Tribe Primitive Builder Recensione del titolo disponibile su PC Steam attualmente in esclusiva. Si tratta di un’avventura di sopravvivenza e gestione in prima persona realizzata con Unreal Engine 5.1 in cui giochiamo come l’unica persona con le competenze costruttive per salvare tutti i membri della tribù. Mentre il vulcano sta per eruttare e distruggere tutto sull’isola, Tribe in realtà è un gioco rilassato con tutto che si svolge al ritmo che siamo liberi di scegliere.   C’è tempo per esplorare l’isola e fare tutto ciò che deve essere fatto, che si rivela essere più del previsto.

Non ci vuole molto per costruire il primo laboratorio e con un banco da lavoro arriva la possibilità di creare totem sacrificabili da usare su un altare nelle caverne vicine. Ogni sacrificio porta con sé nuove conoscenze di strumenti, edifici e altri oggetti assortiti.

Dopo un inizio “full manual”, potremo poi automatizzare molte cose: ad esempio la capanna del pescatore cattura il pesce mentre la capanna del cuoco lo trasforma in cibo commestibile. I negozi di attrezzi producono lance, coltelli, martelli e altri oggetti utili, mentre la capanna dello sciamano produce gli oggetti sacrificabili. Le capanne dei raccoglitori raccolgono risorse varie come pietra, erbe, erba e foglie, e tutto dalle capanne viene raccolto e distribuito dal deposito.

Le capanne devono essere equipaggiate da membri della tribù, però, e mentre la manciata di persone disponibili inizialmente può far partire le cose, non è affatto sufficiente per fare tutto ciò che deve essere fatto. La tribù dovrà crescere, una volta che hai costruito alcune capanne per far dormire tutti.

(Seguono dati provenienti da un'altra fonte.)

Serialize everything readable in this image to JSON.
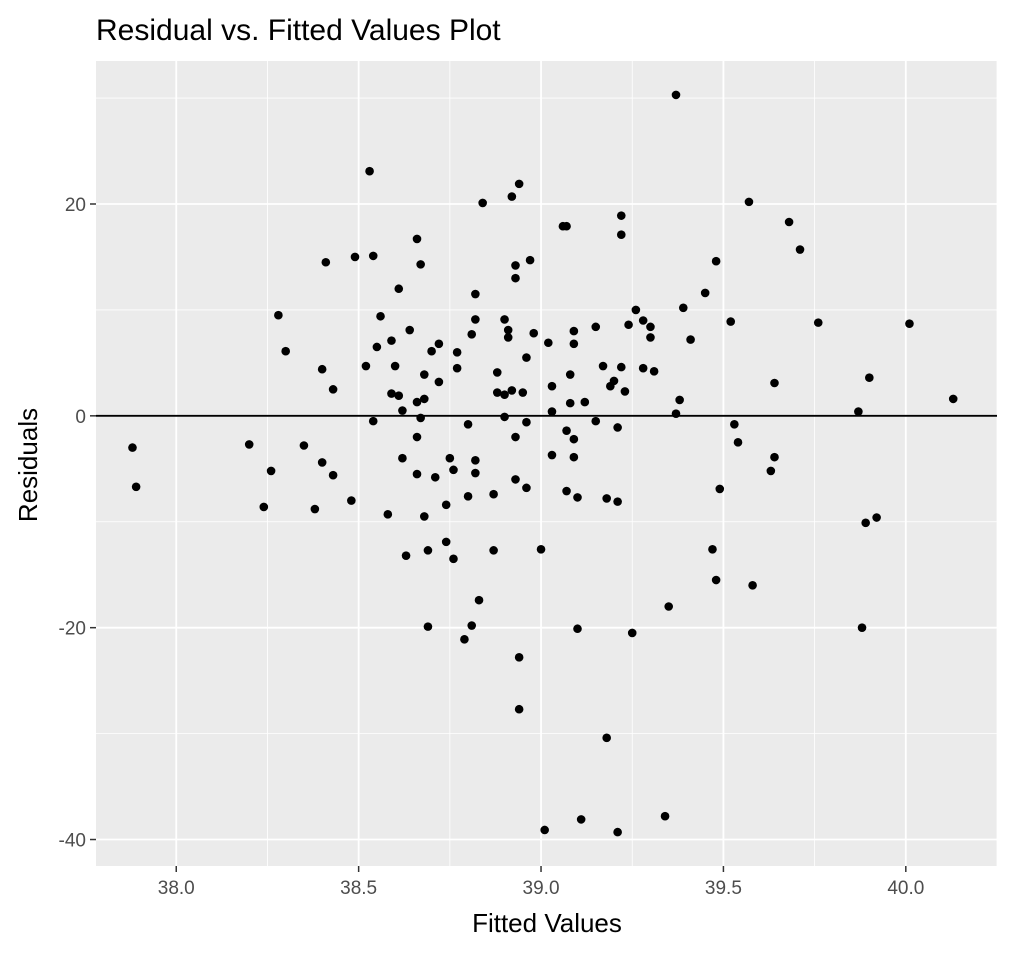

Ottenere nuovi villaggi comporta parlare con un esploratore o cacciatore, che segnalerà sulla mappa dove ha visto un fuoco che farà apparire tre nuove persone da aggiungere all’equipaggio in crescita. La mappa è divisa in diverse regioni, ognuna creata a mano con sentieri, risorse e bellissimi paesaggi. Il falò con nuove persone è generalmente in un punto lontano della mappa e può richiedere un paio di minuti per arrivarci, e mentre nella prima parte del gioco questa è una buona scusa per raccogliere alcune cose lungo il percorso, in seguito l’automazione della tribù significa che stanno producendo più di quanto avrai bisogno.

Quando arrivi alla seconda area, non c’è realmente bisogno di esplorare la mappa oltre a notare alcuni luoghi dove allestire nuove capanne per la raccolta di risorse e, invece, correre dritto possibile per raccogliere i nuovi membri prima di viaggiare rapidamente indietro verso l’altare. C’è ovviamente stata una cura reale nella progettazione del paesaggio, quindi è un peccato che non ci sia molto altro da fare oltre a godersi il panorama mentre si vorrebbe che il costruttore potesse correre più veloce.

Tribe Primitive Builder Recensione – IN CONCLUSIONE
Sebbene nulla sia difficile o particolarmente impegnativo, . Tribe: Primitive Builder è un’avventura rilassante di costruzione e automazione, un modo piacevole e a basso stress per trascorrere un sorprendente numero di ore in modo rilassato. Il nucleo del gioco ovvere creare un villaggio di edifici, farli lavorare e dirigere la catena di approvvigionamento compensa le altri parti un po’ incerte dell’esperienza di gioco. Un titolo discreto che potrà piacere ad un certo tipo di gamer.